Hence, I, and anybody else for that matter, cannot be right all the time because nobody is perfect. I, therefore, always provide my members with, in this case, downside cut-off levels, which can be used as stops, that help us identify further upside is less likely: I always assume my work is wrong till proven right. That said, what is going on with Ethereum instead? Figure 1 below has my revised and preferred EWP count, which aligns better with Bitcoin (BTC). See my recent article here.
Figure 1. ETH daily chart with EWP count and technical indicators.
2nd Wave should now be underway
I have adjusted the preferred EWP count to show how a potential impulse started late September with a failed smaller wave-5 of wave-c of wave-2. From there, a picture-perfect five waves up into the recent all-time high can be assessed: (green) minor-4 was a classic flat and minor-5 a classic ending diagonal.
The “nice” thing with diagonals is that, once they complete, the price often retraces most of it. In this case, that means a drop back down to around $3900 (purple horizontal line). That level is, coincidentally enough, also horizontal support. Besides, the typical wave-ii retrace zone is right around that level as well (red square).

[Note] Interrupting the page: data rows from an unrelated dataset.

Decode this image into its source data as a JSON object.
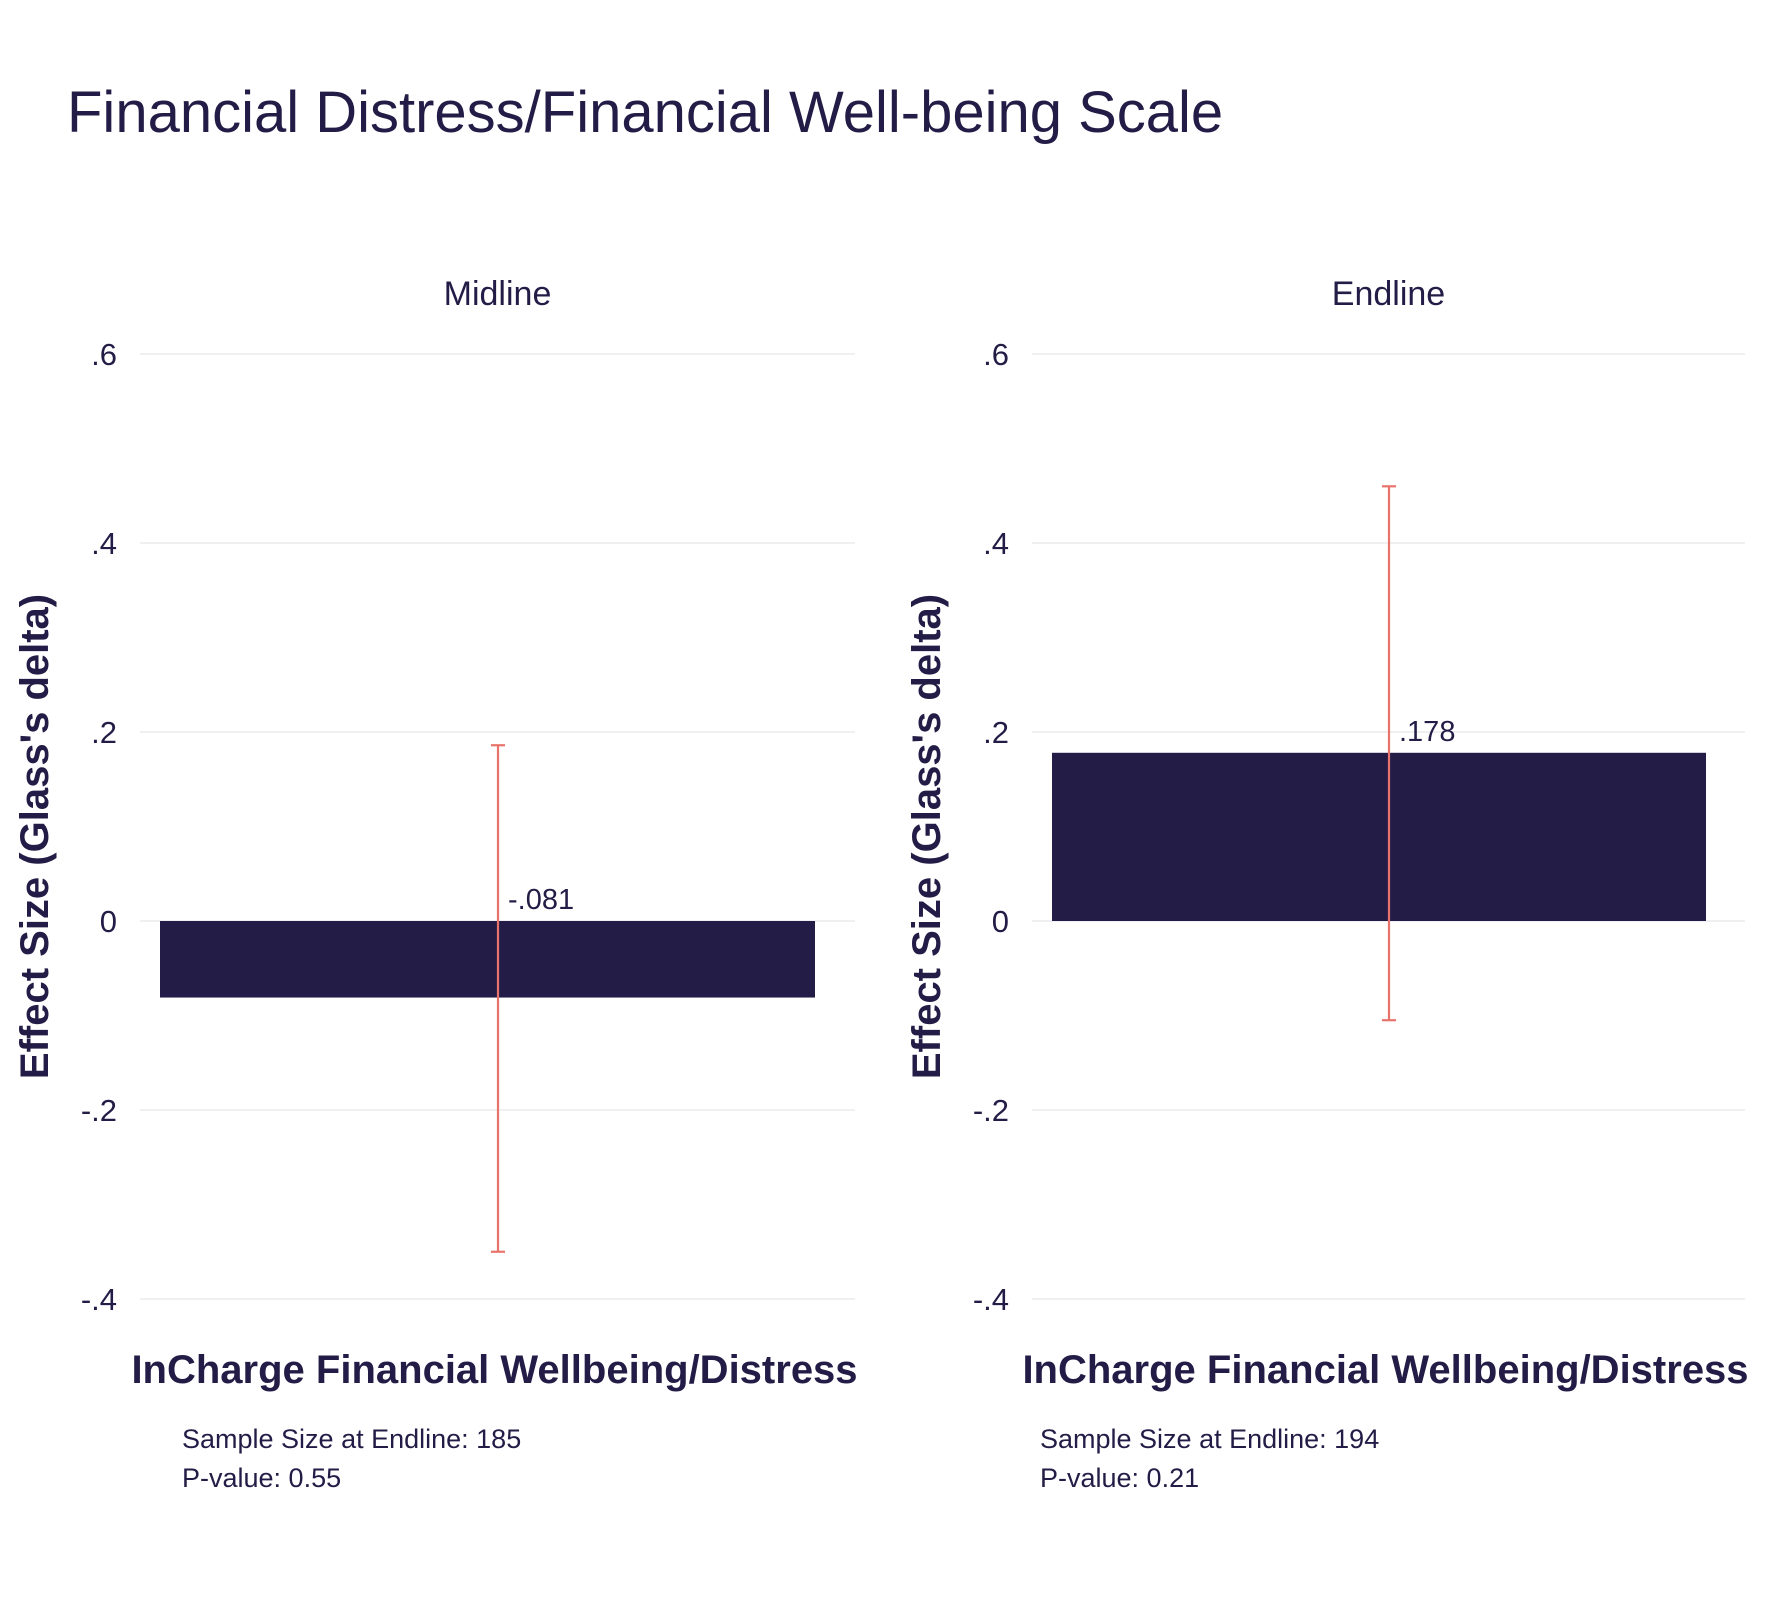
{
  "title": "Financial Distress/Financial Well-being Scale",
  "colors": {
    "bar": "#231c46",
    "error_bar": "#e8736b",
    "grid": "#e6e6ea",
    "text": "#231c46"
  },
  "chart_data": [
    {
      "type": "bar",
      "panel_title": "Midline",
      "categories": [
        "InCharge Financial Wellbeing/Distress"
      ],
      "values": [
        -0.081
      ],
      "value_labels": [
        "-.081"
      ],
      "ci_low": [
        -0.35
      ],
      "ci_high": [
        0.186
      ],
      "ylabel": "Effect Size (Glass's delta)",
      "xlabel": "InCharge Financial Wellbeing/Distress",
      "ylim": [
        -0.4,
        0.6
      ],
      "yticks": [
        -0.4,
        -0.2,
        0,
        0.2,
        0.4,
        0.6
      ],
      "ytick_labels": [
        "-.4",
        "-.2",
        "0",
        ".2",
        ".4",
        ".6"
      ],
      "grid": true,
      "notes": {
        "sample_size": "Sample Size at Endline: 185",
        "p_value": "P-value: 0.55"
      }
    },
    {
      "type": "bar",
      "panel_title": "Endline",
      "categories": [
        "InCharge Financial Wellbeing/Distress"
      ],
      "values": [
        0.178
      ],
      "value_labels": [
        ".178"
      ],
      "ci_low": [
        -0.105
      ],
      "ci_high": [
        0.46
      ],
      "ylabel": "Effect Size (Glass's delta)",
      "xlabel": "InCharge Financial Wellbeing/Distress",
      "ylim": [
        -0.4,
        0.6
      ],
      "yticks": [
        -0.4,
        -0.2,
        0,
        0.2,
        0.4,
        0.6
      ],
      "ytick_labels": [
        "-.4",
        "-.2",
        "0",
        ".2",
        ".4",
        ".6"
      ],
      "grid": true,
      "notes": {
        "sample_size": "Sample Size at Endline: 194",
        "p_value": "P-value: 0.21"
      }
    }
  ]
}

From a technical perspective, there was negative divergence on the Money Flow Indicator (MFI) and MACD histogram (dotted red arrows), but not on the actual MACD line and Relative Strength Indicator (RSI14). Thus, the former two suggested a correction, whereas the latter two did not. Bit of a mismatch. But now all are aligning again, as these indicators are becoming oversold. And once all the selling is over, only buying is left. What does it take to know the wave-ii low is in place?
- The first sign is a daily close back above yesterdays’ high (high-risk long trade)
- The second sign is a daily close back above horizontal resistance at $4500 (medium-risk long trade)
- Full confirmation is on a new ATH (low-risk long trade).
Bottom line: The “mild wave-ii pullback” I anticipated three weeks ago was incorrect, and it was most likely only a more minor 4th wave within a more significant rally. I apologize for the error, and I cannot be right all the time. By admitting the mistake, I can now objectively re-analyze the charts and conclude a 2nd wave is most likely ongoing, similarly to what Bitcoin (BTC) should be going through: see here. I anticipate ETH to bottom around $3800+/-200 before staging its next rally. It will then have to take out those mentioned above, successive, upside levels to tell us its true intentions.